Wall Street as a High Risk Gambling Den

In options market trading ye Editor has always wondered why Naked Puts are allowed as transactions. Naked Puts mean I don’t own the underlying stock but I am guaranteed being able to sell it at a fixed price up to a fixed date. Why the transaction? If I own the underlying security a Natural Put acts as a hedge or insurance  against taking a big loss if the stock takes a downturn. For a fee I limit my losses on the stock or commodity in question. But if I don’t own the stock or commodity in question, a Naked Put is just gambling. Financial analysts defend the practice by saying the Naked Puts help make the market more liquid and with so many more participants, prices become more accurate/reflective of the underlying worth of commodity or company. Ye Editor thinks of it as bald brazen gambling.

Andrew Ross Sorkin raised this question in the NYTimes regarding DOJ legal action against Goldman Sachs. Andrew asks why are synthetic CDOs , in which neither contracting party has ownership in the underlying securities [they are both naked] – why are these instruments allowed to be traded? What financial or social purpose do they serve? And given the massive derivative betting taking place and the consequences [think AIG’s massive bailout] why not prohibit synthetic CDOs and other naked derivative trading?

Again, financial analysts will advance the same “increasing the efficiency of  markets” arguments cited above for the validity of “Naked Puts”. But with derivatives, especially synthetic derivatives there are many flaws to this efficiency argument:
1)First for synthetic derivatives it is a pure bet for both sides. There is no underlying financial instrument for either party. It just like betting on a NFL game with your neighbor – neither you or your neighbour are  financially committed to either team – you are just betting on the score;
2)Access to information on the derivative instruments is not free and open like most stock markets. The bulk of derivative transactions are done on non-open, minimally regulated OTC [Over The Counter] submarkets. Because most derivatives are traded on nearly opaque submarkets [for example reporting requirement are once every 6 months and many of those reports are just summaries with no details of individual bettors and their exposures], it is very difficult to get an overall sense of where the derivative markets are or where and what is the valuation a group of derivative instruments related by conditions or counterparties.In sum, critical info about all the conditions and counterparties associated with any or a group of derivatives may simply not be available to one or both bettors;
3)Derivative instruments can be  quite complex – so both or one “bettor” may be mistaken or not be able to do proper due diligence assessment of the derivatives due to the financial intricacies Also the theory of risk for these instruments is currently under review for possible corrections;
4)Because there is minimal regulation/control of derivatives, bettors can become highly leveraged as in 2007-2009 – so if anything goes wrong a)the bettor and all associated counterparties can be wiped out in a blink and b) the current volatility of markets, with 3-5% swings in a day for the averages and 5-30% movements in individual financial instruments, inherent risk of derivatives go wrong quickly is high and many going massively wrong is not negligible.
5)The size of the the OTC derivative markets[the opaque or hidden ones] is at the last half year report in June 2011 at $707 trillion or nearly 50 times the US Total Annual GDP. It is huge as seen in the chart.
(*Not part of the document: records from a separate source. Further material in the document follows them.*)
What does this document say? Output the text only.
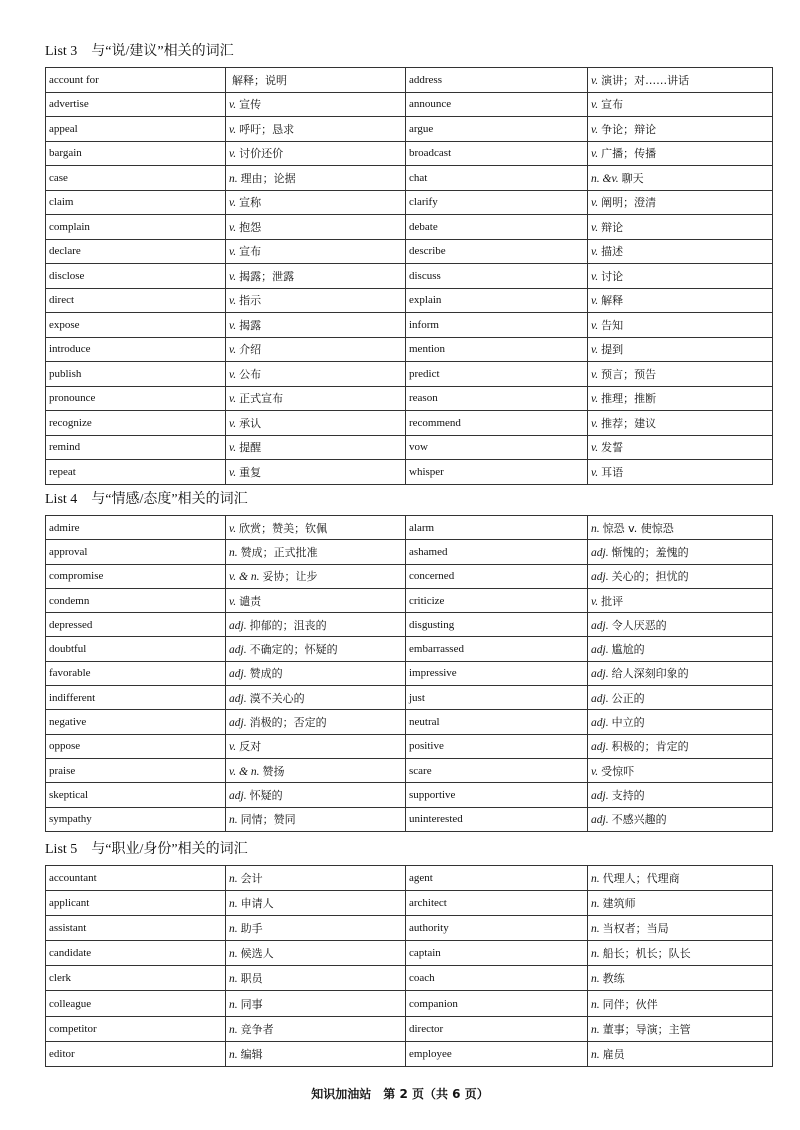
List 3　与“说/建议”相关的词汇
account for	解释；说明	address	v. 演讲；对……讲话
advertise	v. 宣传	announce	v. 宣布
appeal	v. 呼吁；恳求	argue	v. 争论；辩论
bargain	v. 讨价还价	broadcast	v. 广播；传播
case	n. 理由；论据	chat	n. &v. 聊天
claim	v. 宣称	clarify	v. 阐明；澄清
complain	v. 抱怨	debate	v. 辩论
declare	v. 宣布	describe	v. 描述
disclose	v. 揭露；泄露	discuss	v. 讨论
direct	v. 指示	explain	v. 解释
expose	v. 揭露	inform	v. 告知
introduce	v. 介绍	mention	v. 提到
publish	v. 公布	predict	v. 预言；预告
pronounce	v. 正式宣布	reason	v. 推理；推断
recognize	v. 承认	recommend	v. 推荐；建议
remind	v. 提醒	vow	v. 发誓
repeat	v. 重复	whisper	v. 耳语
List 4　与“情感/态度”相关的词汇
admire	v. 欣赏；赞美；钦佩	alarm	n. 惊恐 v. 使惊恐
approval	n. 赞成；正式批准	ashamed	adj. 惭愧的；羞愧的
compromise	v. & n. 妥协；让步	concerned	adj. 关心的；担忧的
condemn	v. 谴责	criticize	v. 批评
depressed	adj. 抑郁的；沮丧的	disgusting	adj. 令人厌恶的
doubtful	adj. 不确定的；怀疑的	embarrassed	adj. 尴尬的
favorable	adj. 赞成的	impressive	adj. 给人深刻印象的
indifferent	adj. 漠不关心的	just	adj. 公正的
negative	adj. 消极的；否定的	neutral	adj. 中立的
oppose	v. 反对	positive	adj. 积极的；肯定的
praise	v. & n. 赞扬	scare	v. 受惊吓
skeptical	adj. 怀疑的	supportive	adj. 支持的
sympathy	n. 同情；赞同	uninterested	adj. 不感兴趣的
List 5　与“职业/身份”相关的词汇
accountant	n. 会计	agent	n. 代理人；代理商
applicant	n. 申请人	architect	n. 建筑师
assistant	n. 助手	authority	n. 当权者；当局
candidate	n. 候选人	captain	n. 船长；机长；队长
clerk	n. 职员	coach	n. 教练
colleague	n. 同事	companion	n. 同伴；伙伴
competitor	n. 竞争者	director	n. 董事；导演；主管
editor	n. 编辑	employee	n. 雇员
知识加油站　第 2 页（共 6 页）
The growth of derivatives was instrumental in the 2007-2009 Financial Crisis. That growth has resumed. See here for a discussion of whether the gross or net nominal value of derivatives is subject to risk

But Andrew Sorkin does not stop here on derivative risk – he also raises fundamental fiduciary trust questions surrounding the Goldman Sachs market making activities in question. Should a market maker be allowed to assemble an investment that is designed to fail? Goldman is currently hiding under the guise that their client investors were sophisticated and should have done due diligence not trusting Goldman to supply them with a fair bet. But as just elaborated, that is a non-trivial task in the case of derivatives. Thus,  Wall Street continues, seemingly  without even trying, to look  uglier and uglier every passing day. In sum, the article is a must read for the clarity of its questions and explanations of what is at stake in financial and particularly derivative reforms ongoing now in Washington.

This underlines the Occupy Wall Street concerns that, if the Too Big to Fail Banks and other Financial Institutions[think AIG]” Oops, do it again” – Main Street, who are still paying now with continued low  interest rates on their savings  without small business loans for jobs  or foreclosure relief – will be saddled with  the infamous Wall Street win-win proposition => “Heads-we-win-big-bonus compensation, tails-you-have-to-pickup-our-too-big-to-fail tab”.